Happy New Year from Arizona....... it is 12:14am here.
Still listening to the fireworks outside and the sound of gunshots that people shoot into the sky :confused::confused::confused:( during some holidays here.....very stupid and very dangerous). Just took my night-time meds. Good Night.:eek:utahere::eek:utahere:
 
Happy New Year from Arizona....... it is 12:14am here.
Still listening to the fireworks outside and the sound of gunshots that people shoot into the sky :confused::confused::confused:( during some holidays here.....very stupid and very dangerous). Just took my night-time meds. Good Night.:eek:utahere::eek:utahere:

Happy new year Anne here's hoping it's a better year it was very quite where I live I couldn't even hear the drunks from the pub at the back of me lol
 
happy new year everyone! Hope you all have a good 2015

I feel terrible. Throat ulcers and tenesmus pain mainly - counting down the days until my first infliximab infusion next fri, wish it was tomorrow
 
Happy New Year from Arizona....... it is 12:14am here.
Still listening to the fireworks outside and the sound of gunshots that people shoot into the sky :confused::confused::confused:( during some holidays here.....very stupid and very dangerous). Just took my night-time meds. Good Night.:eek:utahere::eek:utahere:

Shooting at the sky?! Where I am, in England, there were a lot of gun shots when I was out with my dog today because there are often hunts on New Year's Day. My dog's terrified of loud noises so she's not had a good time over the last twenty-four hours!
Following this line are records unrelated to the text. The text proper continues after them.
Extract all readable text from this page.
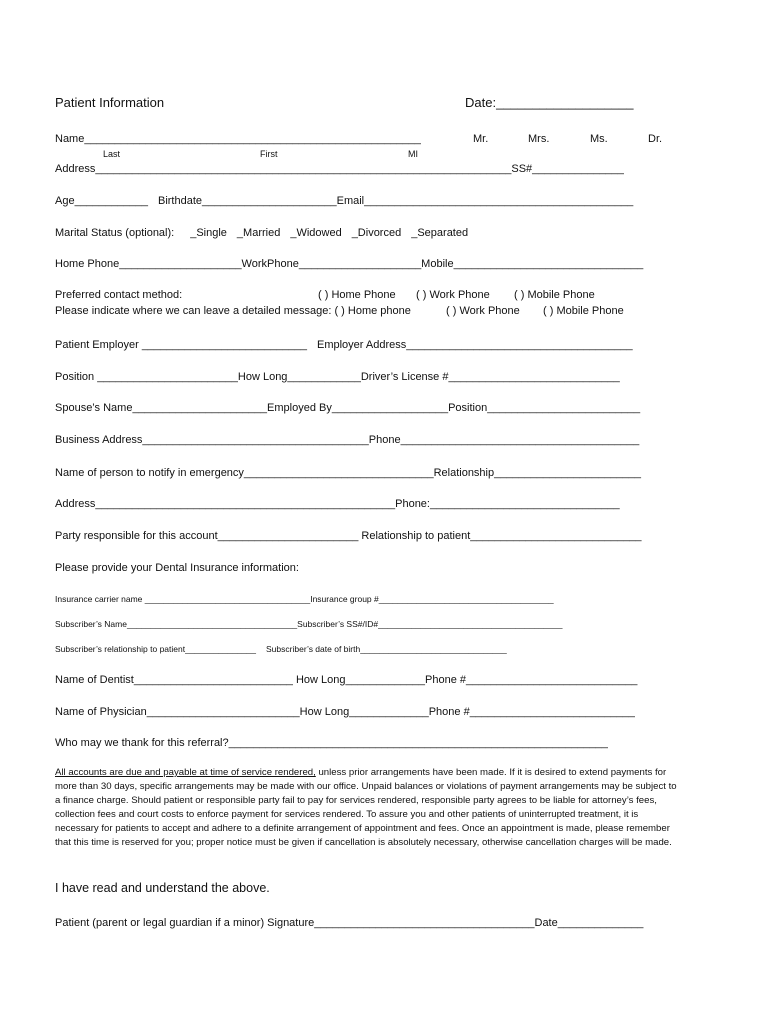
Patient Information	Date:___________________
Name_______________________________________________________	Mr.	Mrs.	Ms.	Dr.
Last	First	MI
Address____________________________________________________________________SS#_______________
Age____________ Birthdate______________________Email____________________________________________
Marital Status (optional): _Single _Married _Widowed _Divorced _Separated
Home Phone____________________WorkPhone____________________Mobile_______________________________
Preferred contact method:	( ) Home Phone ( ) Work Phone ( ) Mobile Phone
Please indicate where we can leave a detailed message: ( ) Home phone	( ) Work Phone ( ) Mobile Phone
Patient Employer ___________________________ Employer Address_____________________________________
Position _______________________How Long____________Driver’s License #____________________________
Spouse’s Name______________________Employed By___________________Position_________________________
Business Address_____________________________________Phone_______________________________________
Name of person to notify in emergency_______________________________Relationship________________________
Address_________________________________________________Phone:_______________________________
Party responsible for this account_______________________ Relationship to patient____________________________
Please provide your Dental Insurance information:
Insurance carrier name ___________________________________Insurance group #_____________________________________
Subscriber’s Name____________________________________Subscriber’s SS#/ID#_______________________________________
Subscriber’s relationship to patient_______________ Subscriber’s date of birth_______________________________
Name of Dentist__________________________ How Long_____________Phone #____________________________
Name of Physician_________________________How Long_____________Phone #___________________________
Who may we thank for this referral?______________________________________________________________
All accounts are due and payable at time of service rendered, unless prior arrangements have been made. If it is desired to extend payments for more than 30 days, specific arrangements may be made with our office. Unpaid balances or violations of payment arrangements may be subject to a finance charge. Should patient or responsible party fail to pay for services rendered, responsible party agrees to be liable for attorney’s fees, collection fees and court costs to enforce payment for services rendered. To assure you and other patients of uninterrupted treatment, it is necessary for patients to accept and adhere to a definite arrangement of appointment and fees. Once an appointment is made, please remember that this time is reserved for you; proper notice must be given if cancellation is absolutely necessary, otherwise cancellation charges will be made.
I have read and understand the above.
Patient (parent or legal guardian if a minor) Signature____________________________________Date______________
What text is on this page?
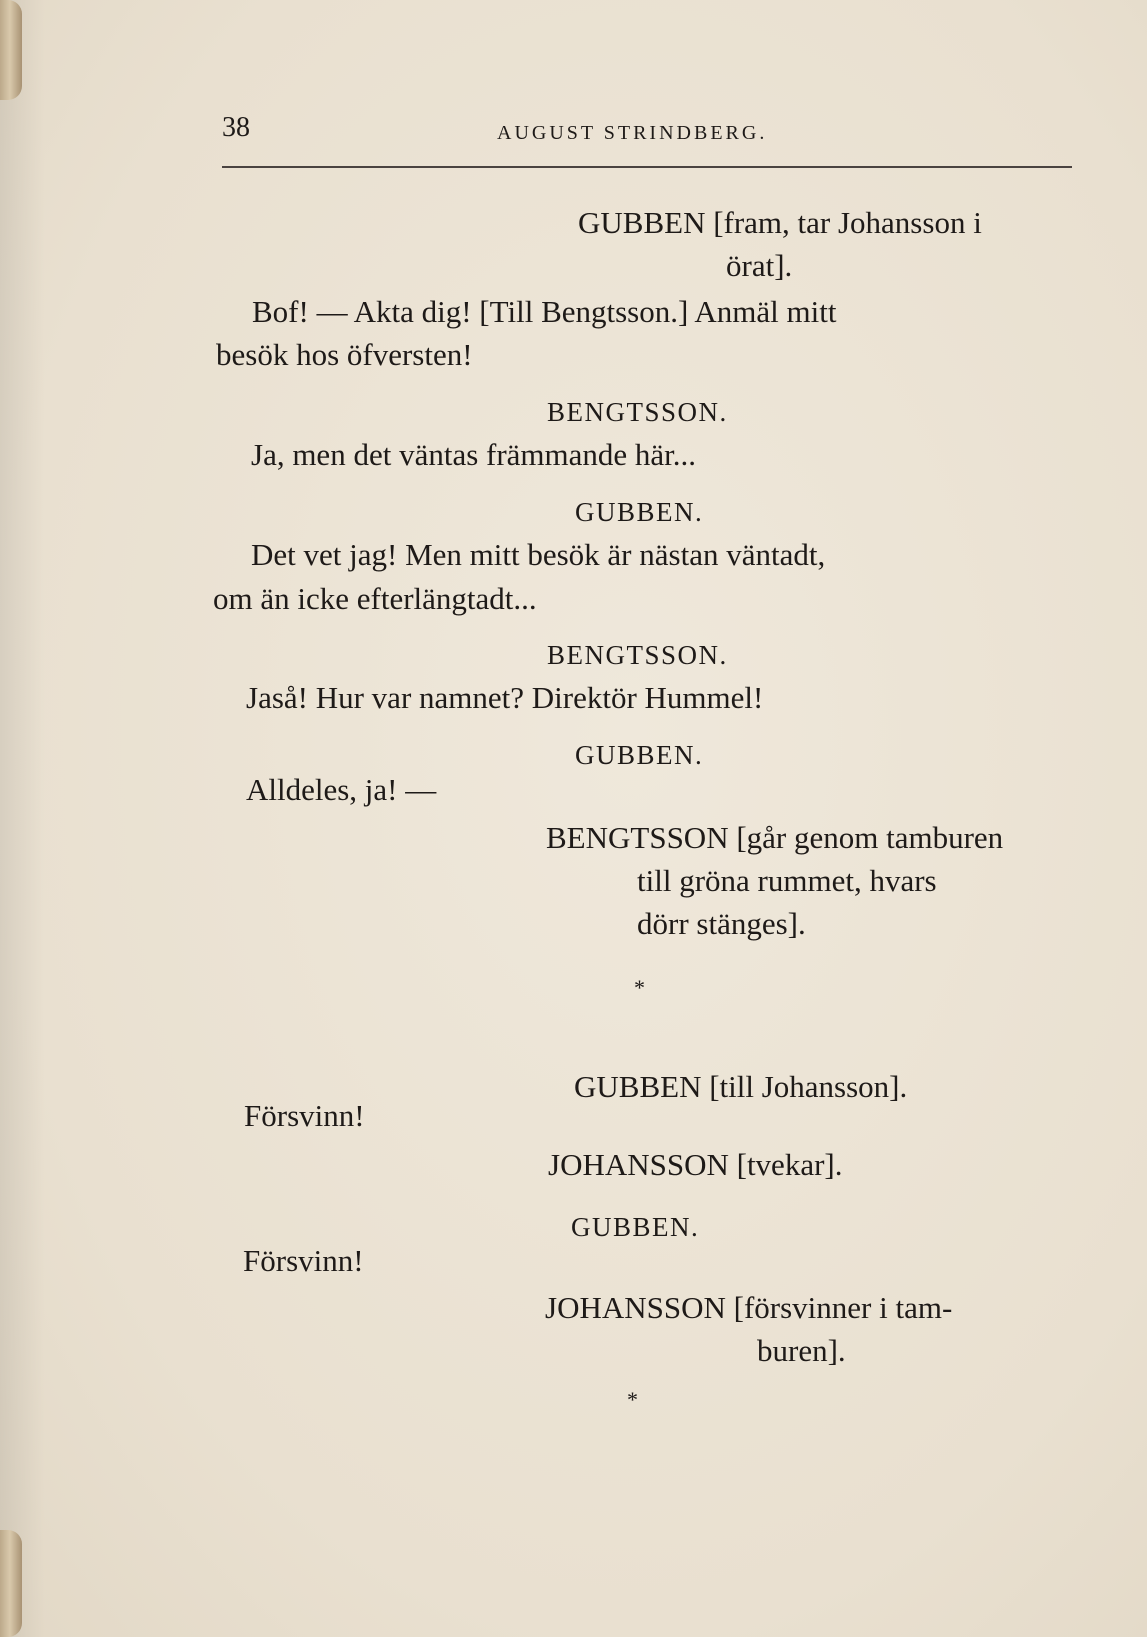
38	AUGUST STRINDBERG.
GUBBEN [fram, tar Johansson i
örat].
Bof! — Akta dig! [Till Bengtsson.] Anmäl mitt
besök hos öfversten!
BENGTSSON.
Ja, men det väntas främmande här...
GUBBEN.
Det vet jag! Men mitt besök är nästan väntadt,
om än icke efterlängtadt...
BENGTSSON.
Jaså! Hur var namnet? Direktör Hummel!
GUBBEN.
Alldeles, ja! —
BENGTSSON [går genom tamburen
till gröna rummet, hvars
dörr stänges].
*
GUBBEN [till Johansson].
Försvinn!
JOHANSSON [tvekar].
GUBBEN.
Försvinn!
JOHANSSON [försvinner i tam-
buren].
*
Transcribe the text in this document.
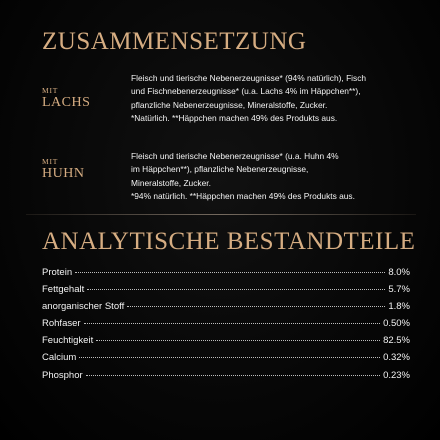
ZUSAMMENSETZUNG
MIT
LACHS

Fleisch und tierische Nebenerzeugnisse* (94% natürlich), Fisch

und Fischnebenerzeugnisse* (u.a. Lachs 4% im Häppchen**),

pflanzliche Nebenerzeugnisse, Mineralstoffe, Zucker.

*Natürlich. **Häppchen machen 49% des Produkts aus.

MIT
HUHN

Fleisch und tierische Nebenerzeugnisse* (u.a. Huhn 4%

im Häppchen**), pflanzliche Nebenerzeugnisse,

Mineralstoffe, Zucker.

*94% natürlich. **Häppchen machen 49% des Produkts aus.

ANALYTISCHE BESTANDTEILE
Protein	8.0%
Fettgehalt	5.7%
anorganischer Stoff	1.8%
Rohfaser	0.50%
Feuchtigkeit	82.5%
Calcium	0.32%
Phosphor	0.23%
Happy New Year everyone, especially people in hospital and people on their own, including any lurkers who read this forum but don't post. :)
 
Hi all..I hope eveyone had a wonderful holiday season. Now it's back to reality and the long cold winter ..at least here in PA !!
Question..do any of you suffer ..and I DO mean suffer ...from restless leg syndrome ? It's to the point that every night after dinner it gets so bad I'd be willing to try anything to stop the craziness. I am on Ropinorol at HS and it did work for about a year but it must be wearing off. Nobody can understand the problem unless they experience it first hand. I am so bone tired and can't stop moving my legs ! Could it be a side effect of any meds I'm on ?
Monday ( Tomorrow ) is my Remi..can't wait. Having nausea... rectal bleeding...ughhhh. I wonder if I soon need to lessen the time between treatments. But then again..who could afford that..I must pay 20 % co-pay above what my Medicare pays. Sigh
Well ..hope the new year is good to all of us ! Talk soon and God Bless
 
Hi all..I hope eveyone had a wonderful holiday season. Now it's back to reality and the long cold winter ..at least here in PA !!
Question..do any of you suffer ..and I DO mean suffer ...from restless leg syndrome ? It's to the point that every night after dinner it gets so bad I'd be willing to try anything to stop the craziness. I am on Ropinorol at HS and it did work for about a year but it must be wearing off. Nobody can understand the problem unless they experience it first hand. I am so bone tired and can't stop moving my legs ! Could it be a side effect of any meds I'm on ?
Monday ( Tomorrow ) is my Remi..can't wait. Having nausea... rectal bleeding...ughhhh. I wonder if I soon need to lessen the time between treatments. But then again..who could afford that..I must pay 20 % co-pay above what my Medicare pays. Sigh
Well ..hope the new year is good to all of us ! Talk soon and God Bless

Hi, I know how awful Restless Leg Syndrome is! I'm fortunate because I get it very rarely, usually only following general aesthetics. So for me it comes along with insomnia and feeling generally awful from surgery. It doesn't help that it's at those times when I'm either in hospital and my meds are under the doctors' control, or at home but unwilling to risk high doses of my sleep meds when I'm that sick and on various other meds besides my usual ones - because otherwise I'd probably try knocking myself out with high doses of my amitriptyline to send me to sleep!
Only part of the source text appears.